口調には関西の訛りがいっさい出ないよう細心の注意を払っている。服は常にシンプルな無地のモノトーンで、素材の違いで変化をつけるだけ。アクセサリーはほとんど身につけず、いつも同じシルバーのチェーンを首にかけている程度。六本木のマンションに住み、東京の街をナビもなくバイクに乗ってひとりでどこへでも行く。こうして生来の自分ではない男役としての粟島甲子を完全に作り上げているのだ。

「ええーっ!」

 声を揃えて驚く二人を横目に、粟島は仕方なく説明した。

「甲子なんていかにも阪神ファンの親がつけたような名前なんだからわかるでしょ」
「なるほど、それで才原さんとツーカーなんですね」
「ツーカー……?」

 粟島は細くつりあがった眉をぴくりと動かした。
 トップと準トップという関係になって以来、移動中も休憩中も常に才原と粟島は一緒だった。

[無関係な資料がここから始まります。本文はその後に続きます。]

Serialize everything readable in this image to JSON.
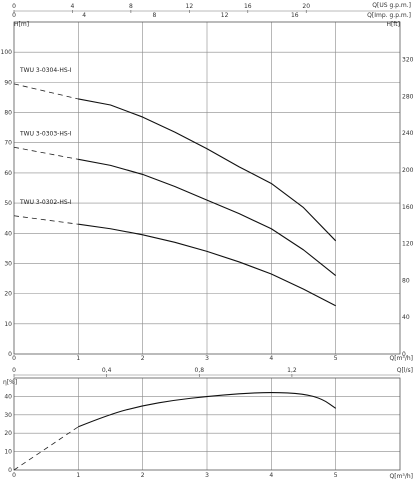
{
  "chart_data": [
    {
      "type": "line",
      "title": "",
      "xlabel": "Q[m³/h]",
      "ylabel": "H[m]",
      "ylabel_right": "H[ft]",
      "top_axis_1_label": "Q[US g.p.m.]",
      "top_axis_2_label": "Q[Imp. g.p.m.]",
      "xlim": [
        0,
        6
      ],
      "ylim": [
        0,
        110
      ],
      "x_ticks": [
        "0",
        "1",
        "2",
        "3",
        "4",
        "5"
      ],
      "y_ticks": [
        "0",
        "10",
        "20",
        "30",
        "40",
        "50",
        "60",
        "70",
        "80",
        "90",
        "100"
      ],
      "y_right_ticks": [
        "0",
        "40",
        "80",
        "120",
        "160",
        "200",
        "240",
        "280",
        "320"
      ],
      "top_us_ticks": [
        "0",
        "4",
        "8",
        "12",
        "16",
        "20"
      ],
      "top_imp_ticks": [
        "0",
        "4",
        "8",
        "12",
        "16"
      ],
      "grid": true,
      "series": [
        {
          "name": "TWU 3-0304-HS-I",
          "x": [
            1.0,
            1.5,
            2.0,
            2.5,
            3.0,
            3.5,
            4.0,
            4.5,
            5.0
          ],
          "y": [
            84.5,
            82.5,
            78.5,
            73.5,
            68.0,
            62.0,
            56.5,
            48.5,
            37.5
          ],
          "extrapolation": {
            "x": [
              0,
              1.0
            ],
            "y": [
              89.5,
              84.5
            ]
          }
        },
        {
          "name": "TWU 3-0303-HS-I",
          "x": [
            1.0,
            1.5,
            2.0,
            2.5,
            3.0,
            3.5,
            4.0,
            4.5,
            5.0
          ],
          "y": [
            64.5,
            62.5,
            59.5,
            55.5,
            51.0,
            46.5,
            41.5,
            34.5,
            26.0
          ],
          "extrapolation": {
            "x": [
              0,
              1.0
            ],
            "y": [
              68.5,
              64.5
            ]
          }
        },
        {
          "name": "TWU 3-0302-HS-I",
          "x": [
            1.0,
            1.5,
            2.0,
            2.5,
            3.0,
            3.5,
            4.0,
            4.5,
            5.0
          ],
          "y": [
            43.0,
            41.5,
            39.5,
            37.0,
            34.0,
            30.5,
            26.5,
            21.5,
            16.0
          ],
          "extrapolation": {
            "x": [
              0,
              1.0
            ],
            "y": [
              45.8,
              43.0
            ]
          }
        }
      ]
    },
    {
      "type": "line",
      "title": "",
      "xlabel": "Q[m³/h]",
      "ylabel": "η[%]",
      "top_axis_label": "Q[l/s]",
      "xlim": [
        0,
        6
      ],
      "ylim": [
        0,
        50
      ],
      "x_ticks": [
        "0",
        "1",
        "2",
        "3",
        "4",
        "5"
      ],
      "y_ticks": [
        "0",
        "10",
        "20",
        "30",
        "40"
      ],
      "top_ls_ticks": [
        "0",
        "0,4",
        "0,8",
        "1,2"
      ],
      "grid": true,
      "series": [
        {
          "name": "",
          "x": [
            1.0,
            1.5,
            2.0,
            2.5,
            3.0,
            3.5,
            4.0,
            4.5,
            4.8,
            5.0
          ],
          "y": [
            23.5,
            30.5,
            35.0,
            38.0,
            40.0,
            41.5,
            42.3,
            41.5,
            38.5,
            33.5
          ],
          "extrapolation": {
            "x": [
              0,
              1.0
            ],
            "y": [
              0,
              23.5
            ]
          }
        }
      ]
    }
  ]
}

だから瀬尾が二人は仲が良いと思うのも無理はないが、それは実は才原が命じたことなのである。

『粟島、松団に友達おらんやろ』

 ある朝あの飄々とした声で失礼な事をずばりと指摘され、

『今日から私の隣におってな。稽古場だけやなくて休み時間もずっと』

 と、これまた軽い調子で言われたのだ。稽古場でいつも娘役たちに囲まれキャーキャー騒がれている粟島が、本当は団の中で孤立しているということを才原は見抜いていた。
 そのことは粟島のプライドを微妙に刺激していた。

「私だって言われてるよ。男に引かれるやろ、とか、友達おらんやろ、とか。……あいつ、デリカシーなさすぎやねん」

 封印していた大阪弁で上司の悪口を吐き捨て、テレビを睨みつけながらビールをあおる。その顔がよほど怖かったのか、瀬尾も大貫も早々に寮の部屋へと戻って行った。  その日の阪神巨人戦は延長にもつれ込み、結局引き分けた。粟島は試合が終わる十二時近くまで飲み続けながら、どぎつい大阪弁の悪態を頭の中で無限ループのように繰り返していたのだった。